AML is more prevalent in males at any age, and it has already been reported that female pediatric and young adult AML patients had a better prognosis than males from the same age range [12]. We assessed for the potential applicability of survival differences between G2 and G3 patient groups to all adult AML patients over the age of 18. We analyzed outcomes in an AML cohort of adults younger than 60 years of age enrolled in ECOG-ACRIN clinical trial NCT00049517 (Supplementary Table 12) [13]. Applying our risk classifier did not identify a significant survival difference between men and women without complex cytogenetics, NPM1 mutations, and FLT3-ITDs (Supplementary Fig. 12) in younger patients. This finding suggests that the novel risk group classification is specifically relevant to aAML patients.

We created two risk groups by visually comparing the Kaplan–Meier curves of the 6 terminal nodes (Fig. 2B). The low risk group included the two subgroups G1 and G2 (hazard ratios < 1) and the high risk group included the other four subgroups (hazard ratios > 1). We validated this separation using validation cohort II. Using our risk stratification, low risk patients had significantly better OS in both cohorts (log-rank tests P < 0.001; Fig. 2E and Supplementary Fig. 13). Furthermore, the groups were better associated with OS than standard ELN 2017 classification in validation cohort II (CPE for ELN 0.594 and for the new classifier 0.615).

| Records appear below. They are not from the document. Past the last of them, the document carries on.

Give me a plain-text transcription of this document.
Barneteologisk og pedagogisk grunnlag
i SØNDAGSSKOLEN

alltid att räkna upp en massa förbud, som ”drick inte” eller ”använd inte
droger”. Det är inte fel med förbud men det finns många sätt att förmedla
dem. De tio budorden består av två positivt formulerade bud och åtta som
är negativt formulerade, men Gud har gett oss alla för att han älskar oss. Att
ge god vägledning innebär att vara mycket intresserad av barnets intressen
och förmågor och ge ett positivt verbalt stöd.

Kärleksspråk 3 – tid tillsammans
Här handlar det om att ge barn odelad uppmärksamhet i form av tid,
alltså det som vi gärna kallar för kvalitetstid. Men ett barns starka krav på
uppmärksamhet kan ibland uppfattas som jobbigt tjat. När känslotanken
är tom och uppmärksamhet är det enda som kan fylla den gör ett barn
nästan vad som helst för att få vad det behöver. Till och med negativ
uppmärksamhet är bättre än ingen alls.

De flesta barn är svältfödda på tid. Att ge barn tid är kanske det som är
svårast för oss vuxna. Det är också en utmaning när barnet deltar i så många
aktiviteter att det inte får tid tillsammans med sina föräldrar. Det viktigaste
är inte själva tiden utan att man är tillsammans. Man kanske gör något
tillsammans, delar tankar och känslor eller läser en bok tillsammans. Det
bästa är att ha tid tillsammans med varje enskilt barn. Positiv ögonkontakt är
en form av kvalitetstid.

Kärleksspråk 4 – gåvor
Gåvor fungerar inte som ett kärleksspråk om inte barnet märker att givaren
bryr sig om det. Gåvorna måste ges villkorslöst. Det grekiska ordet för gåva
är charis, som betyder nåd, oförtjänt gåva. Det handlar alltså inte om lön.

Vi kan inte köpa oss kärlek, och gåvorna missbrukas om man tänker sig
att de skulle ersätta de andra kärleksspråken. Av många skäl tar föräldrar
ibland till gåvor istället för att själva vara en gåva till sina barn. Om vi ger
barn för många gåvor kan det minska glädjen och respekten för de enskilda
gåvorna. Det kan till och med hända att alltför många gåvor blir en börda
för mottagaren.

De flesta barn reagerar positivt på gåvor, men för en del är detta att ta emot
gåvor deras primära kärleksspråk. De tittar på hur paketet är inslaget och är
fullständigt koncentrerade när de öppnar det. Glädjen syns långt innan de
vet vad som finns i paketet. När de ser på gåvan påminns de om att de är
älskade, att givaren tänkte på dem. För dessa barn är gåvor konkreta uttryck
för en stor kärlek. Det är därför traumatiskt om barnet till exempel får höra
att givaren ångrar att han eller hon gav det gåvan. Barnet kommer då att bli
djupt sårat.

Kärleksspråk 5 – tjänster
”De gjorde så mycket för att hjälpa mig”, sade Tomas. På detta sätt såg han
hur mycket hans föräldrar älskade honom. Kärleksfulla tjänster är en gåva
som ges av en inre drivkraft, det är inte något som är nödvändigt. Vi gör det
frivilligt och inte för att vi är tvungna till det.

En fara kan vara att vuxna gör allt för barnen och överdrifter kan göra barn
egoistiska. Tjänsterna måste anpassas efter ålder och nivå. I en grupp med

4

Sex differences have been recognized in cancer incidence and outcomes, and may be an important factor in personalized treatment approaches. Previous publications have reported that AML female patients have overall better outcomes than male AML patients [12], however, this difference was not identified in NCT00046930 [12] (Supplementary Fig. 14), and analyses did not integrate genomics data. To our knowledge, this is the first report of integrative analysis between clinical and molecular events in aAML patients that has identified a classification in which sex serves as a risk predictor. The novel risk group identified reclassified a sub-group of female patients into a good risk category (Fig. 2C), which has implications for treatment selection in these cases [2]. Similarly, univariate (Supplementary Table 13) followed by recursive partitioning analysis also identified sex as a classifying parameter for the achievement of complete remission (Supplementary Fig. 15) in the study cohort. Our findings may be specific to the reported cohorts and require a larger study for confirmation. Future studies could improve upon the proposed risk classifier identified further by incorporating gene expression data, functional features such as BH3 profiling given growing interest in targeting apoptotic pathways in leukemia [14], as well as other laboratory values (e.g., serum LDH, albumin, or extreme leukocytosis). Intensive combination chemotherapy remains an upfront treatment option for fit aAML patients (NCCN 2022 guidelines), however, since upfront treatment options for aAML patients are evolving [15], independent assessments of the applicability of this risk classifier to emerging therapeutic approaches, such as Venetoclax combinations [15], will be required. If confirmed, this new risk assessment approach could inform age-appropriate risk stratification when evaluating the role of intensive combination chemotherapy induction treatment for aAML patients.